La Secrétairerie d’État tout d’abord, que l’on pourrait comparer à Matignon, a voulu garder son pouvoir central, y compris financier, sur la curie romaine. Mais un investissement catastrophique dans un immeuble londonien, à l’origine d’une perte estimée à 100 millions d’euros (93,1 millions de francs), a démontré ses limites. On ne s’improvise pas financier du jour au lendemain.
La très puissante Administration du patrimoine du siège apostolique (APSA), qui gère un patrimoine immobilier estimé à 1 milliard d’euros (930 millions de francs), a ensuite cherché à prendre le contrôle. Le pape lui a même donné un blanc-seing en 2020, au moment du scandale de l’immeuble de Londres, mais il lui a ensuite retiré cette gestion en 2022, au vu de résultats jugés décevants.
L’«amateurisme» du Vatican dénoncé
À ces deux résistances, il faut ajouter la guérilla comptable que plusieurs ministères – on les appelle des dicastères – ont menée pour garder jalousement la gestion de «leur» budget, sans dépendre d’un contrôle de gestion supérieur. Le monde administratif connaît bien ce type de comportement.
Beaucoup de spécialistes du dossier parlent «d’amateurisme» du Vatican en matière financière. Un expert indépendant a fait les comptes de cette gestion aléatoire et opaque des finances, sans contrôle extérieur: elle aurait coûté «entre 500 millions d’euros (465,7 millions de francs) et 1 milliard d’euros (930 millions de francs) au Vatican depuis deux décennies».
De l’avis de tous, le seul organisme qui a vraiment été redressé est l’Institut pour les œuvres de religion (IOR), souvent appelé la banque du Vatican. Il était en très mauvais état en 2013. Il a d’abord exclu ses clients frauduleux, puis mis en place des procédures transparentes, soumises à des contrôles selon les normes internationales, dont Moneyval.

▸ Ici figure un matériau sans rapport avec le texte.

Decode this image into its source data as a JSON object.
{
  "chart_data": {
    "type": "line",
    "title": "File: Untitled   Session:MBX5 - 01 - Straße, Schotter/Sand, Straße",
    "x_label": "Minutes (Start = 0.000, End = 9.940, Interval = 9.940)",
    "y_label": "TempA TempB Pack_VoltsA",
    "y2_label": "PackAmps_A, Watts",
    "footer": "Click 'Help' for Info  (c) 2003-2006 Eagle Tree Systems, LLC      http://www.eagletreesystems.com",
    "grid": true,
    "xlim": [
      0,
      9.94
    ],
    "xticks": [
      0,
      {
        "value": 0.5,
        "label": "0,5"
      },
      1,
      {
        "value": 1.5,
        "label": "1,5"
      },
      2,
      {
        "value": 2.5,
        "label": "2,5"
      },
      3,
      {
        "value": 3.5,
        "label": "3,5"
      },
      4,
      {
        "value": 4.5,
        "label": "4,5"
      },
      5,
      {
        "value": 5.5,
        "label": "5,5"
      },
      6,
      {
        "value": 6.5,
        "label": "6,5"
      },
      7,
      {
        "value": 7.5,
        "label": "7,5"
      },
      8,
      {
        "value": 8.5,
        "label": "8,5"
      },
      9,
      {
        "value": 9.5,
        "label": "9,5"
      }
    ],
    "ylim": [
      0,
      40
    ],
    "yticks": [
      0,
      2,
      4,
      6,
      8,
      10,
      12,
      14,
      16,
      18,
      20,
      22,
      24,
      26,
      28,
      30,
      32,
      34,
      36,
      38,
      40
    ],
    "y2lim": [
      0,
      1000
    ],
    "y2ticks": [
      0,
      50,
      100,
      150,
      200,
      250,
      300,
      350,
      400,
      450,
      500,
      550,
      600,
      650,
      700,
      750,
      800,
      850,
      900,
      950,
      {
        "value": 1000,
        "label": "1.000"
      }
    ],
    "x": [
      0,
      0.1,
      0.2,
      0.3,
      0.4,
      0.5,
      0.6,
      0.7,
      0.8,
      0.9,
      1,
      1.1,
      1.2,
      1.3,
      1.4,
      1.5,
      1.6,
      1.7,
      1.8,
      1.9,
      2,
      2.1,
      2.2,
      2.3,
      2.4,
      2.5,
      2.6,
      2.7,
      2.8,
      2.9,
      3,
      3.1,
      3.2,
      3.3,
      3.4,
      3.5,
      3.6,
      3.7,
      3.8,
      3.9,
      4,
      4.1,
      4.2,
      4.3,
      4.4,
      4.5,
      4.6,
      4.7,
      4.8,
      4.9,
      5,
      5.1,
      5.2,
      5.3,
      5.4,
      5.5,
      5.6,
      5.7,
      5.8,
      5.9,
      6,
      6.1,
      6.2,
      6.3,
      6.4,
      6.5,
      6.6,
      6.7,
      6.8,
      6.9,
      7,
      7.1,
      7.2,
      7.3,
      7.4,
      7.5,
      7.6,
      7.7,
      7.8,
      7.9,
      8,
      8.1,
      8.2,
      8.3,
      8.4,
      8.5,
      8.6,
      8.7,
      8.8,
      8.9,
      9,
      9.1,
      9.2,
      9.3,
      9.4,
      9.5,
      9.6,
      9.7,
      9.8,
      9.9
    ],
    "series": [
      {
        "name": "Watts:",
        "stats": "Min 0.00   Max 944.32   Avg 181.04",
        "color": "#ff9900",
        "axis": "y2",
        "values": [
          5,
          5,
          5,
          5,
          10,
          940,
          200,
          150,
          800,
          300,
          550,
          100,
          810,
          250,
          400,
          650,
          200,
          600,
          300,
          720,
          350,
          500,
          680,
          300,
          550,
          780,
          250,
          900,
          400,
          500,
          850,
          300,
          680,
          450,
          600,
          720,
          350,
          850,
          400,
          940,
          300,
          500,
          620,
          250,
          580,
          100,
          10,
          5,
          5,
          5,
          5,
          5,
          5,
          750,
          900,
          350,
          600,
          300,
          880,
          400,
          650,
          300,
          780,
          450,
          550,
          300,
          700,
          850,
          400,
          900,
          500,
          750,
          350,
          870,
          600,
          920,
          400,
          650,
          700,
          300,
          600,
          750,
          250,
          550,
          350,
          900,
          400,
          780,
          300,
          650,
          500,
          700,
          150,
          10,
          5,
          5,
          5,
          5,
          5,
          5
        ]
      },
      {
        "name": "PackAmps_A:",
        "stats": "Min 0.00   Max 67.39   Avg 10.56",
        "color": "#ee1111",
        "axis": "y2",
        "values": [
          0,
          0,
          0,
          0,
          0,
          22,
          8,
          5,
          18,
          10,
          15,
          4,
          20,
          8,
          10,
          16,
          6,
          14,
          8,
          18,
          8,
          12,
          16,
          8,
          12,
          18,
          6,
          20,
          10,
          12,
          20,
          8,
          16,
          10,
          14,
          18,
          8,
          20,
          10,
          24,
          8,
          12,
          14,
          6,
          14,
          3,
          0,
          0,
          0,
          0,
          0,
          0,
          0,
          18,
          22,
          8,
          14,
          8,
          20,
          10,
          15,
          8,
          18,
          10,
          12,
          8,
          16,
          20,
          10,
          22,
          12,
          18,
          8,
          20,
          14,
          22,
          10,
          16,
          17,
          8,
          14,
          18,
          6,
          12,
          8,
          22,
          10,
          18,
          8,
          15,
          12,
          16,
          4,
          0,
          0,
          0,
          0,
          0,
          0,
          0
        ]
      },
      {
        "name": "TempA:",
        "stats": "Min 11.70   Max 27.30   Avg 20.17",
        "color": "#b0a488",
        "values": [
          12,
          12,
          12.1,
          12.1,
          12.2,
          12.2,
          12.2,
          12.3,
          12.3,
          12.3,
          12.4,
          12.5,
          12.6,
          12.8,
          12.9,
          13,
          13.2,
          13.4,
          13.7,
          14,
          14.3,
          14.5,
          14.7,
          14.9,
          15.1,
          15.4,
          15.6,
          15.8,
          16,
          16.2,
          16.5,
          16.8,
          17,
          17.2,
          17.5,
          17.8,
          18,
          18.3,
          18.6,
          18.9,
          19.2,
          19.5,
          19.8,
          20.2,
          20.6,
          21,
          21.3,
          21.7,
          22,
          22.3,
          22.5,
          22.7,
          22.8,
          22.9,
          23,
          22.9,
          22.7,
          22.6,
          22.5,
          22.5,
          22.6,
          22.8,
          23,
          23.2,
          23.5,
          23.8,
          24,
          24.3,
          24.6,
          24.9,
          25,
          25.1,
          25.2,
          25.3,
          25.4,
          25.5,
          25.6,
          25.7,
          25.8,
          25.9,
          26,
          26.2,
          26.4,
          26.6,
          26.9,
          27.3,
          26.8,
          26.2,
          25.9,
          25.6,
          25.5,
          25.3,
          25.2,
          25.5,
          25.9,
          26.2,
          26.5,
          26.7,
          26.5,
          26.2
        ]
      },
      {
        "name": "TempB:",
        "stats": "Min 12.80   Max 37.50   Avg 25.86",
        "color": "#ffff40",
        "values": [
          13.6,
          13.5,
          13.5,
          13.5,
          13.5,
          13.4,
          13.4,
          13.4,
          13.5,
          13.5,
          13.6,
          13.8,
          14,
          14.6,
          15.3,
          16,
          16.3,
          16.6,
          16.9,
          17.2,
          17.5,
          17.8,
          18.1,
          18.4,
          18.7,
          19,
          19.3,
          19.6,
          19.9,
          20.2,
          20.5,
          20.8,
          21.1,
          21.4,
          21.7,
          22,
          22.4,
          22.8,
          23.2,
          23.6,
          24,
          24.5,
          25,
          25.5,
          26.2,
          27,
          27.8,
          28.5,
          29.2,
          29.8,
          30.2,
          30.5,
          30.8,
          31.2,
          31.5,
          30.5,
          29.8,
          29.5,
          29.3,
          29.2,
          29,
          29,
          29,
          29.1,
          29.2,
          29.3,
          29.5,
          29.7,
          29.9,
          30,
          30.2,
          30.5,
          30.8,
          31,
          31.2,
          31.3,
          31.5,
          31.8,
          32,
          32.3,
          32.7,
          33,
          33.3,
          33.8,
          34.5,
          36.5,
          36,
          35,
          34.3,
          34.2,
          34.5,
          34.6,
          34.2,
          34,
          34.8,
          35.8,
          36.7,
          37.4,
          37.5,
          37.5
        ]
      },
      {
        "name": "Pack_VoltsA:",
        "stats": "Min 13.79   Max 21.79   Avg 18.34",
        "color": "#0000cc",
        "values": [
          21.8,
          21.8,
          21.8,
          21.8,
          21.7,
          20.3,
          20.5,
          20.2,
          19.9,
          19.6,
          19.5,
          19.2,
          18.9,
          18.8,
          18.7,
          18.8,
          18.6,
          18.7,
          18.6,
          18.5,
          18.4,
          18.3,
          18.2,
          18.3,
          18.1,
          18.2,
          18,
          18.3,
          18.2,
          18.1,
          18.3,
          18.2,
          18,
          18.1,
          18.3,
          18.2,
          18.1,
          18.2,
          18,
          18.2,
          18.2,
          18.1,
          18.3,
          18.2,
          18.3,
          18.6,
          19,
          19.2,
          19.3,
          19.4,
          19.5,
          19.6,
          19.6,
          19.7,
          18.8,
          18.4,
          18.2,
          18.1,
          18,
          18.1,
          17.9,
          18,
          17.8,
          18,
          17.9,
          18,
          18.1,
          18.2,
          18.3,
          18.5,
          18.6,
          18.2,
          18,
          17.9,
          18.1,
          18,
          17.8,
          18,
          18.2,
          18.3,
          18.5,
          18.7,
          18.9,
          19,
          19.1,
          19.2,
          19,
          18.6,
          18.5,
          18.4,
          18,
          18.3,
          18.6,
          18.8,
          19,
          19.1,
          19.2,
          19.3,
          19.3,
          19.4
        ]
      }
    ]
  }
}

Ce travail lui permet d’être reconnu comme un établissement désormais fiable. Il est aujourd’hui le seul organisme du Vatican à avoir le droit de mener des opérations financières selon les normes internationales. Un résultat qui avait d’ailleurs conduit François à changer une nouvelle fois d’avis pour édicter un décret imposant à toutes les entités du Saint-Siège de confier à l’IOR, au détriment de l’APSA, la gestion financière de leurs fonds. C’était en août 2022. Personne ne semble avoir exécuté son ordre. Cette indocilité financière et ses conséquences s’annoncent comme l’un des dossiers internes les plus explosifs du conclave à venir.